I brought up politics over cocktails and here’s what happened.
It was an experiment.
Pretty certain that the guy I was meeting with was on the other side of the political spectrum, I asked him what he thought about the election. Over the next half hour we had a spirited discussion about the players, major political issues and the state of the country. It got tense a couple of times, but I worked hard to guide the discussion along an understanding and respectful route.
The entire reason I brought it up was to see if there was any way to have a civilized discussion while being fairly certain that neither one of us was going to leave the conversation having changed positions.
The nastiness, name calling and stretching of the truth that spews forth from both sides would lead you to believe that civility is dead. I don’t believe that, but keeping things civil does require a few things.
How to Keep it Civil
- Self-control – When your position is attacked, your brain literally reacts as if you were being chased by a mad, hungry bear. Whatever you say in that moment is likely to be emotionally charged and likely regrettable. If you can hold your tongue for 10 seconds, another part of your brain kicks in that helps you react more thoughtfully and maturely.
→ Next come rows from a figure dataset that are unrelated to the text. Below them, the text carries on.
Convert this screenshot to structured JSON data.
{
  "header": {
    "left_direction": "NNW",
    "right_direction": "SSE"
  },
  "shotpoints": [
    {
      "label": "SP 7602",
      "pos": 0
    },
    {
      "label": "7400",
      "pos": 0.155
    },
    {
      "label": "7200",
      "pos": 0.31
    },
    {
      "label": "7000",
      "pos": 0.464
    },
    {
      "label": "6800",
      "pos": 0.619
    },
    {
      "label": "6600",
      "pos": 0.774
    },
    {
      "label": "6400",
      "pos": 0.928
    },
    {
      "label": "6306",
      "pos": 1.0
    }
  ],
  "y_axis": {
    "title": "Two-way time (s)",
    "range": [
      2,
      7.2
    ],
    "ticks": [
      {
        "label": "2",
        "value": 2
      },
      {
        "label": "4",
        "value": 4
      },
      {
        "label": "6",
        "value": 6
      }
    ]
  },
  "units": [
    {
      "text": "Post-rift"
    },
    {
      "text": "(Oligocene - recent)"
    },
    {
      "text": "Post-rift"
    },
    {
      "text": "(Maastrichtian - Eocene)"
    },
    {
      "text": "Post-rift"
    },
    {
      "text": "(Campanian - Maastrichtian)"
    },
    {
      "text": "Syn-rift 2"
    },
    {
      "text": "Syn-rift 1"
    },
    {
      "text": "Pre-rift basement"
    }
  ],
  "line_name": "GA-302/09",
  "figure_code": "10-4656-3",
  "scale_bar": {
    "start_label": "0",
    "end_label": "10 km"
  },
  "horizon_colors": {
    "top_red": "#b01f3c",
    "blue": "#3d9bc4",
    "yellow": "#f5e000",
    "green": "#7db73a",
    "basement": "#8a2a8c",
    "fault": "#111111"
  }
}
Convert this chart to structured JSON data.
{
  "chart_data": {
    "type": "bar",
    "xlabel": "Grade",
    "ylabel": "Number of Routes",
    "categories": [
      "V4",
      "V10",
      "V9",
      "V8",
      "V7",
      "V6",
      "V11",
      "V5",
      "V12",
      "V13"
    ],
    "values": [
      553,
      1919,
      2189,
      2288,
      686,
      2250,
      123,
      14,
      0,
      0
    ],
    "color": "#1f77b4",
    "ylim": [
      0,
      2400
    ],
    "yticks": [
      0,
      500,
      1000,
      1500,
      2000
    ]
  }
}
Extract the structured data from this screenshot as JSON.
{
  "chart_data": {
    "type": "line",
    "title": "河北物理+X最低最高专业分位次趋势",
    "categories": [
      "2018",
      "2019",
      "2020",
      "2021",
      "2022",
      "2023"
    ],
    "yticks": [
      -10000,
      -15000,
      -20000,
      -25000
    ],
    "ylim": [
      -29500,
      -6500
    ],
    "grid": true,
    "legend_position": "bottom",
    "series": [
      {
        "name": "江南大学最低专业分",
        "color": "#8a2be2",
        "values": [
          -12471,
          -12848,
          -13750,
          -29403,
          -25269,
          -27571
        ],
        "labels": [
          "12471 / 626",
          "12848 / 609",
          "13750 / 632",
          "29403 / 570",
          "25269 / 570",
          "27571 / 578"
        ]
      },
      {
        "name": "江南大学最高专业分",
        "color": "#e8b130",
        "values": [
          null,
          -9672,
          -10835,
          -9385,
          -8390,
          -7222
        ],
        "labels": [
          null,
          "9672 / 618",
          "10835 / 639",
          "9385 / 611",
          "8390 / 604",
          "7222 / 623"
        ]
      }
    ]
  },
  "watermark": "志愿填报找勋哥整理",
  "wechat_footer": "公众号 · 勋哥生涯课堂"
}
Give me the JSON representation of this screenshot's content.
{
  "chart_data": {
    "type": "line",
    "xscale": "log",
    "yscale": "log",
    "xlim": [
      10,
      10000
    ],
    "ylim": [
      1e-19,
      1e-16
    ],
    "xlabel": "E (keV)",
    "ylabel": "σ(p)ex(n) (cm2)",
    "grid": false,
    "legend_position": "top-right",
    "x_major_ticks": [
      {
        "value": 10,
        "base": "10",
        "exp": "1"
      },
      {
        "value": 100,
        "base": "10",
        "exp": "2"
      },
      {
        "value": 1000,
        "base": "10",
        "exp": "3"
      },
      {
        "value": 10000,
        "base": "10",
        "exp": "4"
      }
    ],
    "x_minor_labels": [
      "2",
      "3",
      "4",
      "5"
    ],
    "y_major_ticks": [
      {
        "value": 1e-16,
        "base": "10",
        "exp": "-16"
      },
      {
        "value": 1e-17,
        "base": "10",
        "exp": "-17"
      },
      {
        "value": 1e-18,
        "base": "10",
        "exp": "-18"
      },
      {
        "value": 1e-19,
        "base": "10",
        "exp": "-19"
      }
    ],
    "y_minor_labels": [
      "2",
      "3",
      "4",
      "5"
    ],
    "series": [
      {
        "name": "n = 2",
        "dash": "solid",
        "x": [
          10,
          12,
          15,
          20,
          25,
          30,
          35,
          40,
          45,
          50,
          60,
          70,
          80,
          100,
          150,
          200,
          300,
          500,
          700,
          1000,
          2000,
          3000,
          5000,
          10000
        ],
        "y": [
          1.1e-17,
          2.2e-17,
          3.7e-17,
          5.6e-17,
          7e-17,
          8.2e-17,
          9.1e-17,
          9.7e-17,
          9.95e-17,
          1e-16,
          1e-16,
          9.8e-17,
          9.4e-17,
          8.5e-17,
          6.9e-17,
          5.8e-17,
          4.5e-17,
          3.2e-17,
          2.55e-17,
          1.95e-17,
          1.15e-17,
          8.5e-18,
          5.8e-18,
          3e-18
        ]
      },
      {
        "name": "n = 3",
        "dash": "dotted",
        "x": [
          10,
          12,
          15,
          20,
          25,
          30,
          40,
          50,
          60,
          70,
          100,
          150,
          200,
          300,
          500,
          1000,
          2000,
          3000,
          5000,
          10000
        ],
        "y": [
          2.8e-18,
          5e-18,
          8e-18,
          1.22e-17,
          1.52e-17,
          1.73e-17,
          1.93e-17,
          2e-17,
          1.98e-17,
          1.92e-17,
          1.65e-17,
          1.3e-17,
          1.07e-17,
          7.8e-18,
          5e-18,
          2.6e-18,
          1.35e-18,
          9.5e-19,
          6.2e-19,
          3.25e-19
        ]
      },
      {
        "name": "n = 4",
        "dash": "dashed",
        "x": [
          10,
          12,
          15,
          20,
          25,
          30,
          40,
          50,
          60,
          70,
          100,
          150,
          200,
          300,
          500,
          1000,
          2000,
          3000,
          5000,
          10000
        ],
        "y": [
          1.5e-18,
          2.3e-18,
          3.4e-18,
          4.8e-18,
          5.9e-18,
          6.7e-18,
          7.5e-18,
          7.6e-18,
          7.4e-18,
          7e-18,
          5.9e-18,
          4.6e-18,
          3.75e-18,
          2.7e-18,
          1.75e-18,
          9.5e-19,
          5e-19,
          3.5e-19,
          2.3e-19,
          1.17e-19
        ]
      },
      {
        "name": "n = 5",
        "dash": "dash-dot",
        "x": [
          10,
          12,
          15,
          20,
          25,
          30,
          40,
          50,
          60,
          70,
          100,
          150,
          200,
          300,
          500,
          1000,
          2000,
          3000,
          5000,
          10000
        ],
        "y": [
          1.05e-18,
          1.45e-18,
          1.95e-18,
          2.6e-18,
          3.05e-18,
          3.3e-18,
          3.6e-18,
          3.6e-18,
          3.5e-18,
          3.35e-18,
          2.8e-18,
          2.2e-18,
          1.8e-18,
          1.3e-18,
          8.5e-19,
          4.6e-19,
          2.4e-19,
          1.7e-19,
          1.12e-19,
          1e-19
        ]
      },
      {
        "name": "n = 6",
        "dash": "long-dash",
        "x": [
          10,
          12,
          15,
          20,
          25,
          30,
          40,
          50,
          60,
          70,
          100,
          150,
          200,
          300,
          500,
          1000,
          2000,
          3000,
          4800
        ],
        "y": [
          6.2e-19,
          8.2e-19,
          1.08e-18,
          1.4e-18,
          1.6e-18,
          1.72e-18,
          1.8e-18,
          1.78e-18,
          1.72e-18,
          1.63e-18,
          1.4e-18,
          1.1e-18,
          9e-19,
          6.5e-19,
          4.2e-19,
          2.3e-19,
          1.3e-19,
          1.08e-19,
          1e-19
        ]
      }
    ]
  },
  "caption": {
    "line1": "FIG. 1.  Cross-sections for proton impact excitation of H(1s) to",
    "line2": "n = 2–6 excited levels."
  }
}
- Willingness to admit the other opinion is valid – You may disagree with every fiber of your being. But remember, she disagrees with you with the same vehemence. Even though you can’t fathom how a reasonable person could believe what she believes, can you at least support her right to believe it?
- Respect – If you think he’s a mindless numbnut, he’s going to sense it. You can’t fake respect. If you can’t respect everything about him you have to find a nugget you can regard positively. If you can respect nothing can you work on getting him out of your life?
There aren’t many subjects more volatile than politics or religion so avoid those topics altogether. But the three requirements above are also relevant in business situations.
Civility in the Workplace
Anytime you find yourself on the opposite side of a colleague or a demanding client there’s much to gain by managing behavior and mindset to foster understanding and collaboration. At minimum you’ll prevent your head from exploding or your heart from going into cardiac arrest.